My wife has a nice crockpot that she uses regularly. It seems quality enough and I see no reason why it shouldn’t cook food for many years to come. However, recently the plastic handle on the glass lid broke. When I looked at it, two terms came to mind: cheap and planned obsolescence. If taken reasonable care of, there is little to break on this crockpot, except for the lid handle. If you can’t get the hot lid off of the crockpot safely, then you can’t really use it. Most people would throw the crockpot away. Some small percentage, probably less than one percent, might search for the part and buy it on Ebay or from the manufacturer. An even smaller percentage of people would make a durable replacement handle. I am part of this latter demographic, this smallest of tribes. The handle needed to be durable, easy to handle for my wife, and look at least reasonable.
About the time this all happened I was teaching my Biology students about cells.
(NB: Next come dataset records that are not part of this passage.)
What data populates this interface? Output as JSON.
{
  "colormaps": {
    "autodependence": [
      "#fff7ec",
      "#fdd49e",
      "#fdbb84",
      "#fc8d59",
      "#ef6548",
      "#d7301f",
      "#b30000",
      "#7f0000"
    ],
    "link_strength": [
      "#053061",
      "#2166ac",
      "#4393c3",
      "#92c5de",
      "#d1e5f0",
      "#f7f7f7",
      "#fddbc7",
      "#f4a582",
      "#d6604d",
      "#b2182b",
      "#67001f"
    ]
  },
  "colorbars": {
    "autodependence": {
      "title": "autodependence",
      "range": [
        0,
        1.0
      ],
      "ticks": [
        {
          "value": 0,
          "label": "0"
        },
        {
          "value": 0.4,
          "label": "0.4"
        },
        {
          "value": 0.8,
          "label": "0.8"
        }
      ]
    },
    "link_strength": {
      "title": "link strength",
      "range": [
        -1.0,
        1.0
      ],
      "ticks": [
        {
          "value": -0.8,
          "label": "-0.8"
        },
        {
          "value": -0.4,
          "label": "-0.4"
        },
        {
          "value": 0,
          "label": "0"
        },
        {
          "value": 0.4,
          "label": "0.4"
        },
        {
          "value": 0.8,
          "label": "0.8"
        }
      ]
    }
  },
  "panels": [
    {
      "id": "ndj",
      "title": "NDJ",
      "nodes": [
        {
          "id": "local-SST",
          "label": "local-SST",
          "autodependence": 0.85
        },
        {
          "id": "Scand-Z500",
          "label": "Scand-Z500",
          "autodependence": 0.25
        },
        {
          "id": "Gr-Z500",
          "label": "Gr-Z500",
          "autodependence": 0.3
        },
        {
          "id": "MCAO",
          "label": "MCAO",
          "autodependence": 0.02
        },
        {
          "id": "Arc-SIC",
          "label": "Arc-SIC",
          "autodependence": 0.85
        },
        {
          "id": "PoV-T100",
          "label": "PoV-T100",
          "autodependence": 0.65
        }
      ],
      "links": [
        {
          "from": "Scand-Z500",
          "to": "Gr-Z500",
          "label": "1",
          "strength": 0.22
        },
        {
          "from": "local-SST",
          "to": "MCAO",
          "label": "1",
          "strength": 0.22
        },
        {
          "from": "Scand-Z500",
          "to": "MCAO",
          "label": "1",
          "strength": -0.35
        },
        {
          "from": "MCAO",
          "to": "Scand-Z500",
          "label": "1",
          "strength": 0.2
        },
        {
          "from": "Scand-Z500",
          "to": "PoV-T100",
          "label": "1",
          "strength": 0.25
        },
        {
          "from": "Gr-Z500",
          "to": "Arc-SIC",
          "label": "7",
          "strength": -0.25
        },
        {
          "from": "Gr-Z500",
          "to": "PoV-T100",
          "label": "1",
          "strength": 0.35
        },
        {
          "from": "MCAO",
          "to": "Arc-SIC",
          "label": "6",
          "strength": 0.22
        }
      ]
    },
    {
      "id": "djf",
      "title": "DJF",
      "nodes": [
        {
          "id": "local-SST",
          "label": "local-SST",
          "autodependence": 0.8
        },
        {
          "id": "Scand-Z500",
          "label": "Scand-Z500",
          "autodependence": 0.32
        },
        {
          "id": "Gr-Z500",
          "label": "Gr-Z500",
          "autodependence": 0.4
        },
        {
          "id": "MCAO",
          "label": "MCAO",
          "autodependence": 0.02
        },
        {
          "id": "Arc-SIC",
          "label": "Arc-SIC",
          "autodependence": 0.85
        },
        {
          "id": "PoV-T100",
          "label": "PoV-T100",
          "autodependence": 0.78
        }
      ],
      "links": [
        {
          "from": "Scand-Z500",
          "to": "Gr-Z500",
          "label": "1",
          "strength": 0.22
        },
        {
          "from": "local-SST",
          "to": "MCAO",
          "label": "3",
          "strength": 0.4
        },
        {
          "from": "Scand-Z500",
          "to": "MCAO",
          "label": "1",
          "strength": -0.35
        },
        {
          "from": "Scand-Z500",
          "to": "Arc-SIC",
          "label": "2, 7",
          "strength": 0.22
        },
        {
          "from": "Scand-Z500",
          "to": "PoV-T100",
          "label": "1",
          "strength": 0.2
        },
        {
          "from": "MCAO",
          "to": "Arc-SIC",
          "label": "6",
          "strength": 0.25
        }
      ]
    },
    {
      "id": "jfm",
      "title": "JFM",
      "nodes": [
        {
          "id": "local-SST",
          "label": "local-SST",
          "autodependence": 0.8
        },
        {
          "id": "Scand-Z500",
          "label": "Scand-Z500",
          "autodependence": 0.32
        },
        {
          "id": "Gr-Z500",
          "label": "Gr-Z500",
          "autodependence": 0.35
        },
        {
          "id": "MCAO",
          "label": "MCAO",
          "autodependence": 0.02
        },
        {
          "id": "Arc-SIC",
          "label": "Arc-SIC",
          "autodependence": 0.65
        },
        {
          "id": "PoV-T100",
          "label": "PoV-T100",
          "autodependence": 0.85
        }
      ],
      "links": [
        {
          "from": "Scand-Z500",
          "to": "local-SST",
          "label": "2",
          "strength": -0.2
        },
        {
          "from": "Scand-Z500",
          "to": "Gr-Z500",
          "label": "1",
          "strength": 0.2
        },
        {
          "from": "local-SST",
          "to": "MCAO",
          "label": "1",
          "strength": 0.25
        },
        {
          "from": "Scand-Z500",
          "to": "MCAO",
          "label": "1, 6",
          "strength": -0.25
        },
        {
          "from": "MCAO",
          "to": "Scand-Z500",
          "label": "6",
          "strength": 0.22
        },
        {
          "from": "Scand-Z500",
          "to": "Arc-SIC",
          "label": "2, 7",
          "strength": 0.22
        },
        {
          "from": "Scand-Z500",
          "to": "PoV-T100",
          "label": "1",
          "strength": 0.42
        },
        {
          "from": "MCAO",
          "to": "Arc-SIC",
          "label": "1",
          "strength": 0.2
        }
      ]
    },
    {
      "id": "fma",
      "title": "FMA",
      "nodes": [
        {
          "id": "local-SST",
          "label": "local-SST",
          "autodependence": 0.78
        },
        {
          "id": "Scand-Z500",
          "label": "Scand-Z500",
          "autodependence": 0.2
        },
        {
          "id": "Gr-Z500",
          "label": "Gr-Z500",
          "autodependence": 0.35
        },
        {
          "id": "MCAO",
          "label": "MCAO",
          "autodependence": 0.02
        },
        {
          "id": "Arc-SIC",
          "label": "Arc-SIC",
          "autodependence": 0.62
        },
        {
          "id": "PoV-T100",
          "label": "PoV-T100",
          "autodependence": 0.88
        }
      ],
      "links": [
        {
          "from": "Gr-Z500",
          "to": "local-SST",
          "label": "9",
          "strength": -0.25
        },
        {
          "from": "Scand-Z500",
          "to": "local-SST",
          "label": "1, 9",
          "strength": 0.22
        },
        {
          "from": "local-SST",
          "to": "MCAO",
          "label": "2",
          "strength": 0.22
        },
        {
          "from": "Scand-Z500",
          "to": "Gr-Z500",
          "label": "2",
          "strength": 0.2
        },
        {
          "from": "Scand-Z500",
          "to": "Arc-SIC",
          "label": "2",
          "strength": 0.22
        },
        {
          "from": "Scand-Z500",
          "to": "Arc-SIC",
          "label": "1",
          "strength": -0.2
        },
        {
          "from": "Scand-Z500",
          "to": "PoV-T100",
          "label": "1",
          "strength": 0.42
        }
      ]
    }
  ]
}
I had forgotten to discuss a term for programmed cell death- apoptosis. So, the day I took the lid and my materials into school to make the handle in the wood shop, I presented the parts before my classes with an explanation of planned obsolescence and my plan to reuse rather than recycle the crockpot. Then I proceeded to a segue into apoptosis. Cells have a weak link, as it were, to prevent them from going rogue, i.e. cancerous. Obviously, it doesn’t always work, but it prevents harm far more than allows it.
I had a student ask me if that means that “death really is a natural part of life.” I replied that on the contrary, the programmed death of cells when external or internal cues of stress arise is a way to prolong the organism’s life at the expense of individual rogue cells. Oh, that corporate entities were so altruistic and sacrificial, but perhaps I am looking at the situation from the wrong perspective. Perhaps the crockpot is the sacrificial cell that rescues the corporate organism by not outlasting its economic value. After all, whose survival are we concerned about here?
At any rate, planned obsolescence in cells is a good thing. I guess it brings a whole new meaning to the phrase, “stressed out”. Check out my new durable handle.

Chicken is done!

Custom made, prime, aged, ergonomic hickory wood handle from a tree where I grew up!